• Dating Advice 16.11.2009

    I read an article today published on CNN that gives advice for picking up and dating tall women. Tips written by a girl who is over six feet tall, (By Susannah Breslin, The Frisky ) kind of surprised me. I had never considered there were issues when trying pick up really tall girls, as I generally seek out petite girls, which have their own set of issues.

    She mentions to stay away from the cheesy lines, and this advice reigns true with all women I believe, however I was surprised to hear some of the lines she is tired of hearing! So called lame attempts at striking a conversation such as “How’s the weather up there?” and “Do you play basketball?” – people really say these things? She then talks about some of the other issues for men dating really tall chics.

    She says to get over it, don’t focus on it, or obsess about it. She says that she knows she is tall, and is fine with it. I suppose this is like a girl having big boobs and people always focusing on them or making issues around them. Seriously no need to obsess, stare and talk too much about anybody’s unusual physique in my mind.

    Really tall woman, shorter guy

    Really tall woman, shorter guy

    She talks about things like treating her like a lady, not a basketball player. She says not to have anxiety about having sex, as she considers everyone to be the same height in bed. She also goes on to talk about losing the anxiety about going out together when she towers above you. I really think the last part may be the toughest to get over.

    I have friends who are shorter men, and I can tell that it becomes an issue for them. Certainly there is some society pressure and norms about being taller, and short guys tend to get at least a little complex about being shorter than the girl they are dating. Guys can don some of those riser shoes to add on inch or two, but I would suggest to tall girls not adding inches with your own shoes. Sure you may feel sexy in heels, but towering over your man or man you want to attract may not help your pursuit of happiness. Keep the heels in the bedroom where you can be the same height and look sexy as well. It’ll be better for your back, your partner’s ego and relationship all the way around.

    My random thoughts for the day, what do you think about the height issues with shorter guys or taller women?

    Posted by Steven @ 10:23 pm for Dating Advice |

    2 Comments to "Tips for picking up and dating tall women"

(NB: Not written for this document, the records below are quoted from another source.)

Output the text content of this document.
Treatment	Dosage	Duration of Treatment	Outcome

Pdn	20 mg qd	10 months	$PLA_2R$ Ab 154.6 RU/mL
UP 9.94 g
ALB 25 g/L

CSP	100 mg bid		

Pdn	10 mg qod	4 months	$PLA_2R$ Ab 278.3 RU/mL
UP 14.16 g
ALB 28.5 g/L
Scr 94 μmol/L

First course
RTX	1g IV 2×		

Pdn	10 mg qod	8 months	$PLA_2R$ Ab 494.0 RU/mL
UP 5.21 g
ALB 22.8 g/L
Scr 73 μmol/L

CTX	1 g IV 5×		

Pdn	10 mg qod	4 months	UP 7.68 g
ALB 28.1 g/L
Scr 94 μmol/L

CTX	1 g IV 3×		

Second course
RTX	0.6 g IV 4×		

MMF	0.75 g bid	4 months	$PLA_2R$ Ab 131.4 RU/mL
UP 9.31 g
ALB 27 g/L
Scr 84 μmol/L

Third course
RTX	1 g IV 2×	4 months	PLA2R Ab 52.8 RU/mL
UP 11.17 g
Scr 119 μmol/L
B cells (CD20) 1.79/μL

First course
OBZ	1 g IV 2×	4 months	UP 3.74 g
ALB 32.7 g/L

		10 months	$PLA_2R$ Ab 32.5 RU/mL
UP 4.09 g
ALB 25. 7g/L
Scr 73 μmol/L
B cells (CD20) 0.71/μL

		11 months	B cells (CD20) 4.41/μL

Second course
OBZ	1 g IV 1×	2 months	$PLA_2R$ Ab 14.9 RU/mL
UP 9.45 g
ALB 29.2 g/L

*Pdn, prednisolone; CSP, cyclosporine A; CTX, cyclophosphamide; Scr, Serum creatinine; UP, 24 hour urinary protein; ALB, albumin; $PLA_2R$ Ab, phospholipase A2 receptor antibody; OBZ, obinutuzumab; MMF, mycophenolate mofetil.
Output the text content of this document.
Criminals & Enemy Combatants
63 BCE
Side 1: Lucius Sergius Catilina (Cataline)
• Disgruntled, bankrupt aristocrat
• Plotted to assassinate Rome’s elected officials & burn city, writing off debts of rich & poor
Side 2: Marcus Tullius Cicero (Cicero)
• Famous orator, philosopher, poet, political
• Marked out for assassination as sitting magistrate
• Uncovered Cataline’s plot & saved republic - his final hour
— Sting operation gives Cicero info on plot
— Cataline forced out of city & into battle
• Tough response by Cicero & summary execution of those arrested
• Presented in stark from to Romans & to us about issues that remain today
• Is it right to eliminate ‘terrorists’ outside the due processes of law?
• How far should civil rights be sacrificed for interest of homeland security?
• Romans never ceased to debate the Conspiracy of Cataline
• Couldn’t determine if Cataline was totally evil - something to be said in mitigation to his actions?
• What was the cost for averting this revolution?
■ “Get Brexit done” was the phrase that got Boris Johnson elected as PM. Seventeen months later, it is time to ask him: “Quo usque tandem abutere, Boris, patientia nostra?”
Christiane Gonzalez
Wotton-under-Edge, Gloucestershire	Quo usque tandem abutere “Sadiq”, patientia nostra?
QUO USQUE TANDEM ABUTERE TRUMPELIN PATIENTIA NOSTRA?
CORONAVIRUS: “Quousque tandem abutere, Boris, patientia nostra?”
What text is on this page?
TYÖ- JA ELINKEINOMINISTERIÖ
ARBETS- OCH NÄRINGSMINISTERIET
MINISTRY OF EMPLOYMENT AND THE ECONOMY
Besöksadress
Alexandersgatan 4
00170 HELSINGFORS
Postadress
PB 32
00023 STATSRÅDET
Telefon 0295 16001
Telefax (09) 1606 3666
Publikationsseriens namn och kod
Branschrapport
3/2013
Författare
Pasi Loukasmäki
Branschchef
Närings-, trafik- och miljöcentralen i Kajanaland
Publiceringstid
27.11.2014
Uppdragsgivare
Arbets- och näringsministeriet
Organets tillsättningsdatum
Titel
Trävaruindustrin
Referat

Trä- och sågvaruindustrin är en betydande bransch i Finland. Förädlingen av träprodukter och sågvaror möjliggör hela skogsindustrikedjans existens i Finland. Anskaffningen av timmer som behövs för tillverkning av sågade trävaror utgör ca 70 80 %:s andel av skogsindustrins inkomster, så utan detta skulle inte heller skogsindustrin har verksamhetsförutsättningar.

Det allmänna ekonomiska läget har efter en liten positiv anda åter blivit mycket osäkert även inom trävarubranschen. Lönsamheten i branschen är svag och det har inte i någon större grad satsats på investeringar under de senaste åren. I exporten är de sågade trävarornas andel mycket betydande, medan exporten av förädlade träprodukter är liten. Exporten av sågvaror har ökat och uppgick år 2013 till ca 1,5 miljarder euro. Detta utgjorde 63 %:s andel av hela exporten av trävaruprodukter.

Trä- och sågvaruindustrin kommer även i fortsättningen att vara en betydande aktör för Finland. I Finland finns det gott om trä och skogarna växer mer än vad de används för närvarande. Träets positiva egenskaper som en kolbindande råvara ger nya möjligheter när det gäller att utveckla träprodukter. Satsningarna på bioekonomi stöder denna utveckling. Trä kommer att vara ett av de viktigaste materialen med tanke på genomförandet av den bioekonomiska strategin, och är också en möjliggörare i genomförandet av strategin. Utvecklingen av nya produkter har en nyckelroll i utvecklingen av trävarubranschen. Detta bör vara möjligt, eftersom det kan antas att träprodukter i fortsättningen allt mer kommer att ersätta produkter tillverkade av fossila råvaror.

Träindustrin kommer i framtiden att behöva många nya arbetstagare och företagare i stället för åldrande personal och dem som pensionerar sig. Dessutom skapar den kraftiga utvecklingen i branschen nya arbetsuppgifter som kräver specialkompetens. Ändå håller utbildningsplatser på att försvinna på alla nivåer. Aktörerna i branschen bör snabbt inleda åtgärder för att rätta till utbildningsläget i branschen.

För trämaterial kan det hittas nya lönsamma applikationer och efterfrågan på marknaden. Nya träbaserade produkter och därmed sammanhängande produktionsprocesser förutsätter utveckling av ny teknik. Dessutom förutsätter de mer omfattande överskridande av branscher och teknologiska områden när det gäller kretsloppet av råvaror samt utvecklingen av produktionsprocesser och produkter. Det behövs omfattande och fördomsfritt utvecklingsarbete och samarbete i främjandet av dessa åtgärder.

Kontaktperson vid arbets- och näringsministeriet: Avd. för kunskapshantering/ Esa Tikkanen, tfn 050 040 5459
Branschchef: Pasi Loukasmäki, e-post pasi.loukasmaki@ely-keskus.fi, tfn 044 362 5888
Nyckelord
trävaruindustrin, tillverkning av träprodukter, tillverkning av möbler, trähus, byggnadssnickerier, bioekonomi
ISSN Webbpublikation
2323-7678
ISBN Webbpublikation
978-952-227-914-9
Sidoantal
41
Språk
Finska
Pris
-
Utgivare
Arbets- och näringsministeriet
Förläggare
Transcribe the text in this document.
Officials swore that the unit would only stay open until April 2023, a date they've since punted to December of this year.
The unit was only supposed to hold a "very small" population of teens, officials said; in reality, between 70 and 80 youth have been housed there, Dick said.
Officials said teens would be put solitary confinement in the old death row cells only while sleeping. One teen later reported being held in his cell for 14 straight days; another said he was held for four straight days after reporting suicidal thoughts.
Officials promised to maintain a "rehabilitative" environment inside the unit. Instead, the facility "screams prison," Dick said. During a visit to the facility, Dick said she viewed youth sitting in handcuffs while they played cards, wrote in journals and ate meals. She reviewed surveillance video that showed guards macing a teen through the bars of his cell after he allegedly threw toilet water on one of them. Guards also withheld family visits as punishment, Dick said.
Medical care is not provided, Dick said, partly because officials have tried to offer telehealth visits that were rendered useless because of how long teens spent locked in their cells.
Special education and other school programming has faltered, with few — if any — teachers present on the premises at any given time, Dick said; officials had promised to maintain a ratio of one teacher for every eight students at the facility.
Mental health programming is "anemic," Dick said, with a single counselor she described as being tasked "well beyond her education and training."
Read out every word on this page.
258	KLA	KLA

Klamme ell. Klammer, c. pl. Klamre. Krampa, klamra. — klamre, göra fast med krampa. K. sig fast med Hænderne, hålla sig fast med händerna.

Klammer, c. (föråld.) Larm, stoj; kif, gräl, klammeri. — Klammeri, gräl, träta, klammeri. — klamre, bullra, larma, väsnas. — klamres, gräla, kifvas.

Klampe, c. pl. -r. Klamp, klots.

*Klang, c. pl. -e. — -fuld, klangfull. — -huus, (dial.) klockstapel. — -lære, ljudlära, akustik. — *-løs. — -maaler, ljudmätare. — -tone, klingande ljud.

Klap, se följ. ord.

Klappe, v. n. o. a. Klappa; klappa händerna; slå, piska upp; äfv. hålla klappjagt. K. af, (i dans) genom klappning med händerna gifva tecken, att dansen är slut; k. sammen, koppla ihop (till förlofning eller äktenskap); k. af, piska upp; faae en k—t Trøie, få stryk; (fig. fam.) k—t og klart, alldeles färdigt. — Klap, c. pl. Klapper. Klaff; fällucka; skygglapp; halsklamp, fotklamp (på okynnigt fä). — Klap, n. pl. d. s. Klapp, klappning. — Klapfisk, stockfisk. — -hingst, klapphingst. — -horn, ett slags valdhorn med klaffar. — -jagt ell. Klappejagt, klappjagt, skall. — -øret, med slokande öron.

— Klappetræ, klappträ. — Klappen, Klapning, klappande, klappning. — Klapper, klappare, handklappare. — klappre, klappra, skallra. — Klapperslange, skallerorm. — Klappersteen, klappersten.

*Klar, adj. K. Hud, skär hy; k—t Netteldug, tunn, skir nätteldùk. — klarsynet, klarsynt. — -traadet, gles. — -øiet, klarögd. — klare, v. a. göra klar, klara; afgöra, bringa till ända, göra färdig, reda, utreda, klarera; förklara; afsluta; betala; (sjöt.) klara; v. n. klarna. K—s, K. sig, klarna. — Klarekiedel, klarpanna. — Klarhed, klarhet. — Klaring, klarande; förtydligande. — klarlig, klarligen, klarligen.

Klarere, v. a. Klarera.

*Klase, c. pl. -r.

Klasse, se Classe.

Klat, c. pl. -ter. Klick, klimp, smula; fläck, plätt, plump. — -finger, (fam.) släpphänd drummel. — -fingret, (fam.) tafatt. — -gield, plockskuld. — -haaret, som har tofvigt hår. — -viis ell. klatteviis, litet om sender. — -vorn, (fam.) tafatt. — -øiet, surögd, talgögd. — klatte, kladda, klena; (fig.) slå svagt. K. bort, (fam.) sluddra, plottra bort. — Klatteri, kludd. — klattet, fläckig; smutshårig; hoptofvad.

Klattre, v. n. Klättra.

    • It’s all about respect in the first place, even if they are tall, they are still women and need to be treated as one. There’s really no issue there. I’ve seen lots of couples where the woman is taller than the man and they looked happy. It’s all about handling a person right, accepting and admiring them for whatever height they might have.

      • Steve says:

        That is true adult match maker site – I think there is also the need for a shorter man to address his possible insecurities when making public appearances together as well, for if you are having insecure thoughts about your height, or how you are being perceived by others; it’s bound to show on the exterior in some way. I have known guys that have bough special shoes and boots to appear taller when joining their mate for a night out. I have often wondered if that helped, or if it was simply a sign that they were going to be acting a bit nervous or otherwise out of character when chatting with other people while standing. I think it is truly more about getting inside your own head and making sure your self confidence is up to a level where height or other people’s perceptions make no difference.

        Similar things would certainly apply for those tall guys dating really petite girls. Often it’s more about your own feelings on the inside than what is going on on the outside.